Remember, I'm not saying that every single thing today is better than it was in the past- quite the contrary. As you know, I have many complaints of my own over nanny-state type laws that were never around in the past. And you may well be right about corporate life back in the day. It would probably be more relaxing to have a job at GM back in the 50's than a job at Microsoft or Google today.

But my point is that, overall, it's hard to look at America today and find a better time or place to live in the history of the world.

4:13 PM  
Blogger John said...

Just a few quick hits...

- The wealthy can afford to pay taxes regardless of breaks, that's why they are wealthy. Middle class-Lower class people/families are hit much harder.

- Once again, I think you're wrong with Wal-Mart. Even when starting out, all they need is a few people in the beginning, the people who can't get any other jobs. Like I said, not everyone has the luxury of choosing where they work. And once you have a few workers in the stable, supply and demand takes over and all the other stuff I said.

- What I meant with the business stuff and business serving people back in the past was the idea of the "Mom and Pop" store. But even still, look at Flint, Michigan. Companies like GM used to define the city. GM needed the workers and the workers needed GM. People celebrated the motor industry in Flint until it became clear that outsourcing was needed to make money.

- You bring up iPods and the internet and ESPN and all of that jazz but with all of those innovations come a lot of negatives. I'd first argue that many of the things you listed aren't even necessary. If you didn't live with internet access or cell phones or whatever, you'd probably just as easily be able to say "why would I need that?" I could also argue that all of these technological advances have alienated members of society, destroyed the concepts of community and values and have bred a nation of internet critics who just bad mouth every political decision and news story they don't agree with...

As I said, I'm not saying things aren't better today.
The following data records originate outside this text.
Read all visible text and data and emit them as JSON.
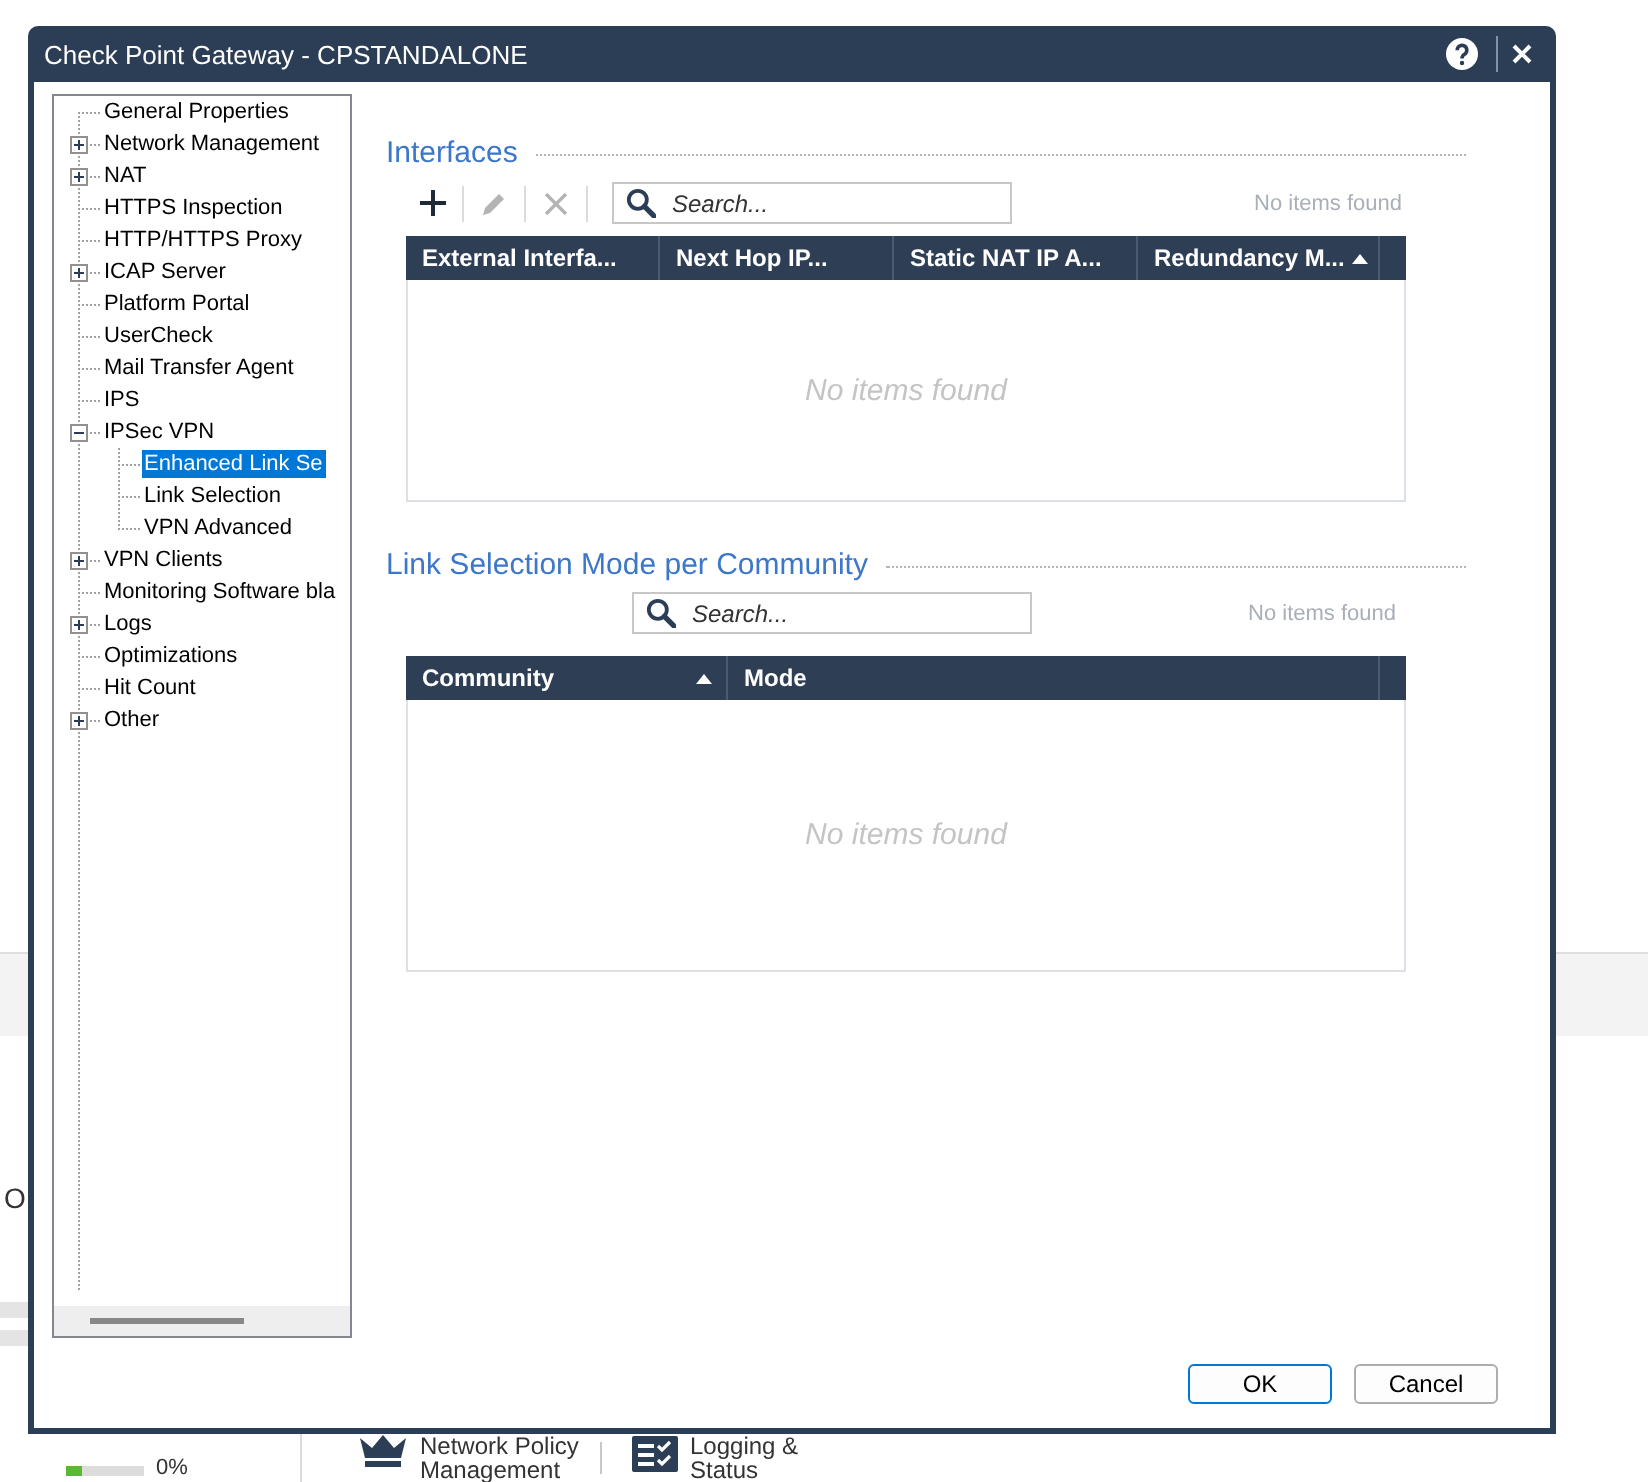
{
  "window": {
    "title": "Check Point Gateway - CPSTANDALONE"
  },
  "tree": [
    {
      "label": "General Properties",
      "selected": false
    },
    {
      "label": "Network Management",
      "expanded": false,
      "selected": false
    },
    {
      "label": "NAT",
      "expanded": false,
      "selected": false
    },
    {
      "label": "HTTPS Inspection",
      "selected": false
    },
    {
      "label": "HTTP/HTTPS Proxy",
      "selected": false
    },
    {
      "label": "ICAP Server",
      "expanded": false,
      "selected": false
    },
    {
      "label": "Platform Portal",
      "selected": false
    },
    {
      "label": "UserCheck",
      "selected": false
    },
    {
      "label": "Mail Transfer Agent",
      "selected": false
    },
    {
      "label": "IPS",
      "selected": false
    },
    {
      "label": "IPSec VPN",
      "expanded": true,
      "selected": false,
      "children": [
        {
          "label": "Enhanced Link Se",
          "selected": true
        },
        {
          "label": "Link Selection",
          "selected": false
        },
        {
          "label": "VPN Advanced",
          "selected": false
        }
      ]
    },
    {
      "label": "VPN Clients",
      "expanded": false,
      "selected": false
    },
    {
      "label": "Monitoring Software bla",
      "selected": false
    },
    {
      "label": "Logs",
      "expanded": false,
      "selected": false
    },
    {
      "label": "Optimizations",
      "selected": false
    },
    {
      "label": "Hit Count",
      "selected": false
    },
    {
      "label": "Other",
      "expanded": false,
      "selected": false
    }
  ],
  "interfaces": {
    "title": "Interfaces",
    "toolbar": [
      {
        "kind": "add",
        "disabled": false
      },
      {
        "kind": "edit",
        "disabled": true
      },
      {
        "kind": "delete",
        "disabled": true
      }
    ],
    "search": {
      "placeholder": "Search..."
    },
    "count": "No items found",
    "columns": [
      {
        "label": "External Interfa...",
        "sorted": false
      },
      {
        "label": "Next Hop IP...",
        "sorted": false
      },
      {
        "label": "Static NAT IP A...",
        "sorted": false
      },
      {
        "label": "Redundancy M...",
        "sorted": true
      }
    ],
    "empty_message": "No items found"
  },
  "link_selection": {
    "title": "Link Selection Mode per Community",
    "search": {
      "placeholder": "Search..."
    },
    "count": "No items found",
    "columns": [
      {
        "label": "Community",
        "sorted": true
      },
      {
        "label": "Mode",
        "sorted": false
      }
    ],
    "empty_message": "No items found"
  },
  "buttons": [
    {
      "label": "OK",
      "default": true
    },
    {
      "label": "Cancel",
      "default": false
    }
  ],
  "background": {
    "side_text": "O",
    "progress": {
      "level": 0.2,
      "reading": "0%"
    },
    "nav": [
      {
        "kind": "policy",
        "label": "Network Policy Management"
      },
      {
        "kind": "logs",
        "label": "Logging & Status"
      }
    ]
  }
}
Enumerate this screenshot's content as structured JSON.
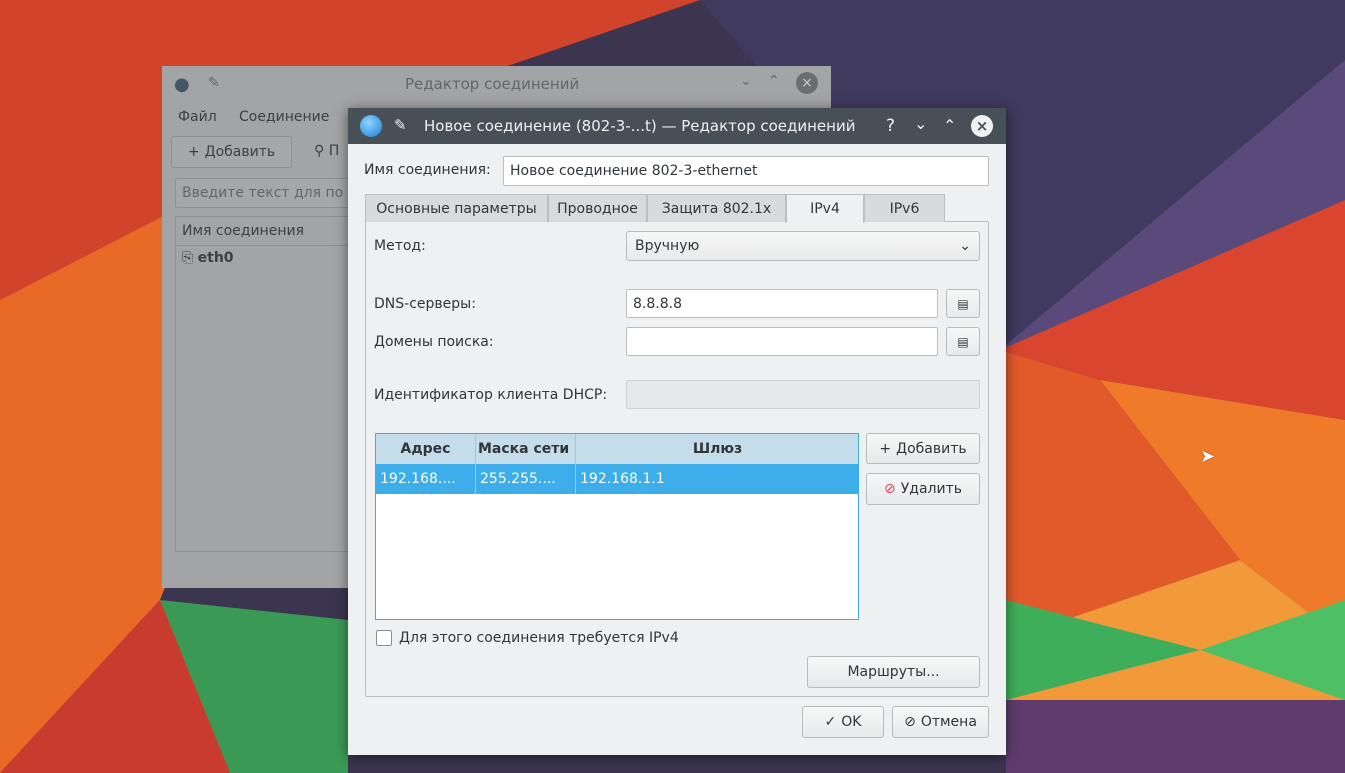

What I'm really trying to say is, it's just a matter of opinion and experience. Obviously someone older would say things were better off back when and obviously the internet no-nothing blogger would say today is much better. Each time has it's pros and cons. Technologically, it's a slam dunk that we're better off today. Societally and community-wise, we were probably better off back then minus the overt racism. But then again, having something as universal as the internet is a plus that can shatter through any time line. I mean, it's just so easy, even a Caveman could use it.